Inference time for Mixtral-8x7B model is slowing down with every new request
System Info
GPUs: 2xA100 PCI-e
Who can help?
@kaiyux
Information
- [X] The official example scripts
- [ ] My own modified scripts
Tasks
- [X] An officially supported task in the
examplesfolder (such as GLUE/SQuAD, ...) - [X] My own task or dataset (give details below)
Reproduction
Using the sources from the branch corresponding to the v0.7.1 tag
Building the model:
python ../llama/build.py --model_dir ./Mixtral-8x7B-v0.1 \
--use_inflight_batching \
--enable_context_fmha \
--use_gemm_plugin \
--world_size 2 \
--pp_size 2 \
--output_dir ./trt_engines/mixtral/PP
Following steps from here to pack it into triton inference server.
Sending such requests:
headers = {
"Content-Type": "application/json",
}
data = {
"text_input": "Generate a random text up the max number of new tokens",
"max_tokens": 300,
"bad_words": "",
"stop_words": ""
}
response = requests.post('.../v2/models/tensorrt_llm_bls/generate', headers=headers, json=data)
Expected behavior
TensorRT gives better performance than TGI (~2.5RPS for quantized model with 300 output tokens)
actual behavior
glebvazhenin@RYG7YPT4W7 ~ % k6 run script.js
/\ |‾‾| /‾‾/ /‾‾/
/\ / \ | |/ / / /
/ \/ \ | ( / ‾‾\
/ \ | |\ \ | (‾) |
/ __________ \ |__| \__\ \_____/ .io
execution: local
script: script.js
output: -
scenarios: (100.00%) 1 scenario, 250 max VUs, 8m30s max duration (incl. graceful stop):
* contacts: Up to 6.00 iterations/s for 8m0s over 3 stages (maxVUs: 250, gracefulStop: 30s)
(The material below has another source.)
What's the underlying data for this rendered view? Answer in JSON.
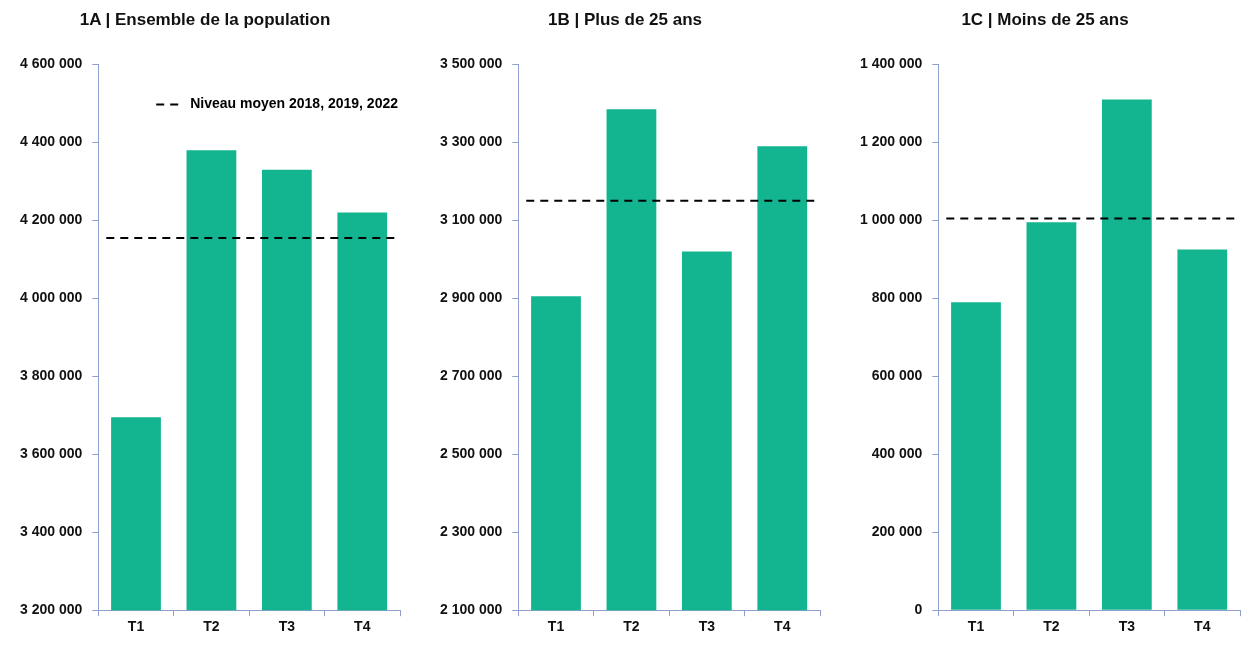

INFO[0014] String input: Generate a random text up the max number of new tokens
INFO[0014] Status: 200 source=console
INFO[0014] Response time: 5970.938 ms source=console
INFO[0014] Generated tokens: ...
INFO[0020] Status: 200 source=console
INFO[0020] Response time: 8742.619 ms source=console
INFO[0020] Generated tokens: ...
INFO[0026] Status: 200 source=console
INFO[0026] Response time: 12220.316 ms source=console
INFO[0026] Generated tokens: ...
INFO[0032] Status: 200 source=console
INFO[0032] Response time: 16089.603 ms source=console
INFO[0032] Generated tokens: ...
INFO[0037] Status: 200 source=console
INFO[0037] Response time: 20116.343 ms source=console
INFO[0037] Generated tokens: ...
INFO[0043] Status: 200 source=console
INFO[0043] Response time: 24414.768 ms source=console
INFO[0043] Generated tokens: ...
INFO[0049] Status: 200 source=console
INFO[0049] Response time: 28801.644 ms source=console
INFO[0049] Generated tokens: ...
INFO[0055] Status: 200 source=console
INFO[0055] Response time: 33385.066 ms source=console
INFO[0055] Generated tokens: ...
As you may see, the response time is quickly increasing. Moreover, it won't fall back after the requests are processed, it feels like they're stuck within the model until the container with triton is restarted. Also, the GPU voltage stays high after that load (even after some time the load is released).
additional notes
Not sure if that's a triton problem or a TensorRT-LLM though. Any pointer to take a look at would be much appreciated. Thanks!